Bethesda ma powody, by nie stawiać na Unreal Engine, twierdzi projektant zadań Fallout 76
Obudzili się z ręką w nocniku. Im dłużej będą zwlekać zmianę silnika i usprawiedliwiać korzystanie ze starej technologii, tym będzie im coraz ciężej się przenieść do innego środowiska. Oczywiście zmiana silnika to nie jest prosta sprawa na jeden dzień, ale oni mieli na to czas aż od premiery Skyrima, a jednak pozostali przy swoim drewnianym rupieciu, który doją do ostatniej kropli.
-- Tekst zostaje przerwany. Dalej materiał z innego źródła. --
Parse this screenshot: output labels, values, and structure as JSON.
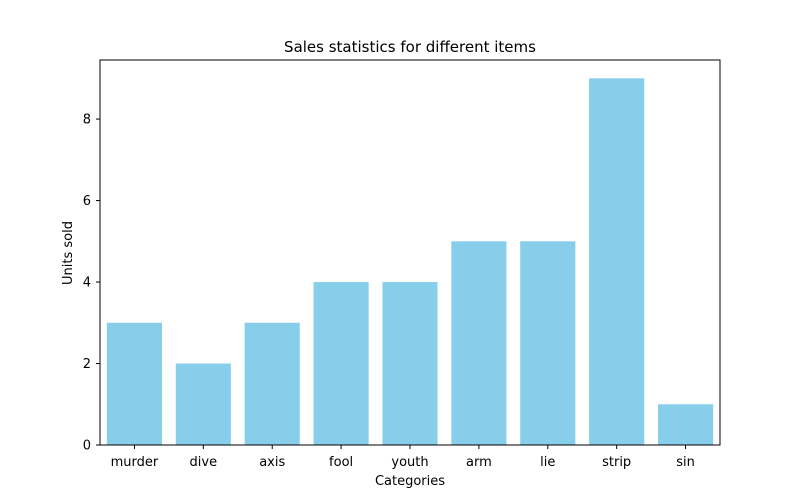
{
  "chart_data": {
    "type": "bar",
    "title": "Sales statistics for different items",
    "xlabel": "Categories",
    "ylabel": "Units sold",
    "categories": [
      "murder",
      "dive",
      "axis",
      "fool",
      "youth",
      "arm",
      "lie",
      "strip",
      "sin"
    ],
    "values": [
      3,
      2,
      3,
      4,
      4,
      5,
      5,
      9,
      1
    ],
    "ylim": [
      0,
      9.45
    ],
    "yticks": [
      0,
      2,
      4,
      6,
      8
    ],
    "grid": false,
    "legend": "none",
    "colors": {
      "bar": "#87ceeb",
      "axis": "#000000",
      "background": "#ffffff"
    }
  }
}
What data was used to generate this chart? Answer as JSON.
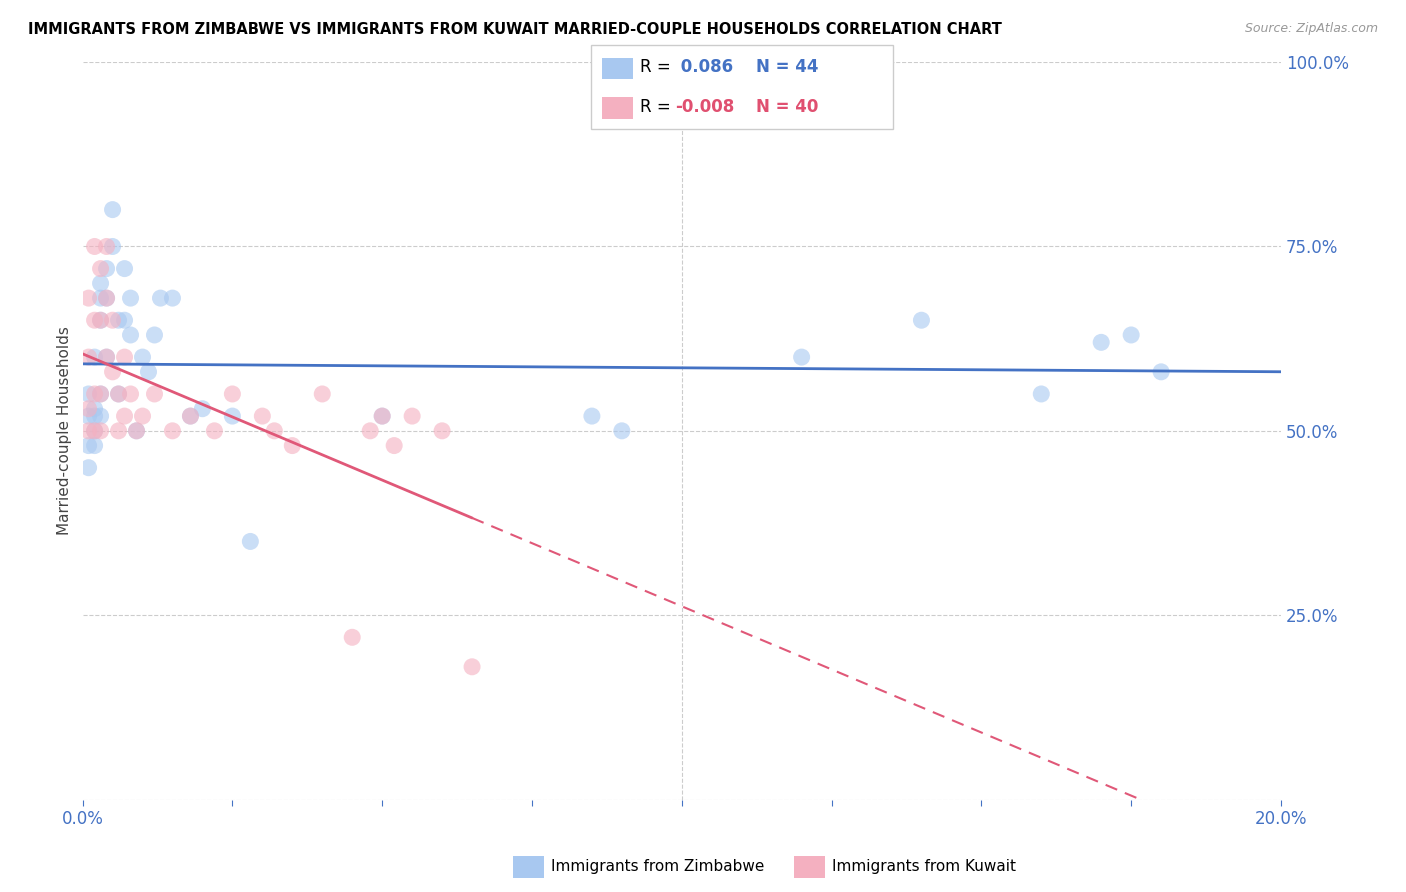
{
  "title": "IMMIGRANTS FROM ZIMBABWE VS IMMIGRANTS FROM KUWAIT MARRIED-COUPLE HOUSEHOLDS CORRELATION CHART",
  "source": "Source: ZipAtlas.com",
  "ylabel": "Married-couple Households",
  "ytick_labels": [
    "",
    "25.0%",
    "50.0%",
    "75.0%",
    "100.0%"
  ],
  "color_zimbabwe": "#A8C8F0",
  "color_kuwait": "#F4B0C0",
  "color_line_zimbabwe": "#4472C4",
  "color_line_kuwait": "#E05878",
  "color_text_blue": "#4472C4",
  "color_r_zimbabwe": "#4472C4",
  "color_r_kuwait": "#E05070",
  "zimbabwe_x": [
    0.001,
    0.001,
    0.001,
    0.001,
    0.002,
    0.002,
    0.002,
    0.002,
    0.002,
    0.003,
    0.003,
    0.003,
    0.003,
    0.003,
    0.004,
    0.004,
    0.004,
    0.005,
    0.005,
    0.006,
    0.006,
    0.007,
    0.007,
    0.008,
    0.008,
    0.009,
    0.01,
    0.011,
    0.012,
    0.013,
    0.015,
    0.018,
    0.02,
    0.025,
    0.028,
    0.05,
    0.085,
    0.09,
    0.12,
    0.14,
    0.16,
    0.17,
    0.175,
    0.18
  ],
  "zimbabwe_y": [
    0.52,
    0.55,
    0.48,
    0.45,
    0.53,
    0.5,
    0.6,
    0.48,
    0.52,
    0.65,
    0.7,
    0.68,
    0.55,
    0.52,
    0.72,
    0.68,
    0.6,
    0.8,
    0.75,
    0.65,
    0.55,
    0.72,
    0.65,
    0.68,
    0.63,
    0.5,
    0.6,
    0.58,
    0.63,
    0.68,
    0.68,
    0.52,
    0.53,
    0.52,
    0.35,
    0.52,
    0.52,
    0.5,
    0.6,
    0.65,
    0.55,
    0.62,
    0.63,
    0.58
  ],
  "kuwait_x": [
    0.001,
    0.001,
    0.001,
    0.001,
    0.002,
    0.002,
    0.002,
    0.002,
    0.003,
    0.003,
    0.003,
    0.003,
    0.004,
    0.004,
    0.004,
    0.005,
    0.005,
    0.006,
    0.006,
    0.007,
    0.007,
    0.008,
    0.009,
    0.01,
    0.012,
    0.015,
    0.018,
    0.022,
    0.025,
    0.03,
    0.032,
    0.035,
    0.04,
    0.045,
    0.048,
    0.05,
    0.052,
    0.055,
    0.06,
    0.065
  ],
  "kuwait_y": [
    0.53,
    0.68,
    0.6,
    0.5,
    0.75,
    0.65,
    0.55,
    0.5,
    0.72,
    0.65,
    0.55,
    0.5,
    0.75,
    0.68,
    0.6,
    0.65,
    0.58,
    0.55,
    0.5,
    0.6,
    0.52,
    0.55,
    0.5,
    0.52,
    0.55,
    0.5,
    0.52,
    0.5,
    0.55,
    0.52,
    0.5,
    0.48,
    0.55,
    0.22,
    0.5,
    0.52,
    0.48,
    0.52,
    0.5,
    0.18
  ],
  "xlim": [
    0.0,
    0.2
  ],
  "ylim": [
    0.0,
    1.0
  ],
  "bg_color": "#FFFFFF",
  "marker_size": 150,
  "marker_alpha": 0.6,
  "grid_color": "#CCCCCC",
  "grid_style": "--",
  "grid_lw": 0.8
}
Dodatkowo "ładujące się ekrany w Starfieldzie, współcześnie mogą być już nieco denerwujące", jest lekkim niedopowiedzeniem, nie ma dla nich usprawiedliwienia
Szkoda że po crysisach cryengine praktycznie umarło i mało kto go używa, była by konkurencja dla ue
Dokładnie, zwłaszcza że Warhorse pokazało jak można zrobić grę z fajną grafiką i zajebistą optymalizacją. A gry na UE5 to praktycznie zawsze ciężkie kobyły, optymalizacyjne koszmarki, mówiąc delikatnie (wiem że kod dość sporo pod siebie przerobili, ale mimo wszystko).
Zgadzam się, taki Kingdom Come 1 był świetny graficznie na Cry Engine genialny silnik już wiele lat temu szkoda że się nie przyjął.
Dopiero co wyszła na CryEngine jedna z najpiękniejszych gier na rynku, która jest silnym pretendentem do tytułu GOTY, więc tak zupełnie to jeszcze nie umarł.
Bethesda - firma która od dawna króluje w robieniu zachowawczych sequeli bez praktycznie żadnych zmian i od której Ubisoft mógłby się jeszcze długo i wiele nauczyć. Jednocześnie ludzie lecą na ich gry z wywieszonymi jęzorami, kiedy jednocześnie te gry są co najwyżej na poziomie pierwszych gier City Interactive za 20 złotych w kiosku. To jest naprawdę niesamowity fenomen.
Przez dominację Unreala na rynku do czegoś innego ciężko jest znaleźć w branży ludzi, którzy znają się na programowaniu w tym, może poza Unity, bo nie ma ich za wielu.
Czyli zostaje uczenie się przez wszystkich od zera, albo opracowanie swojego nowego silnika.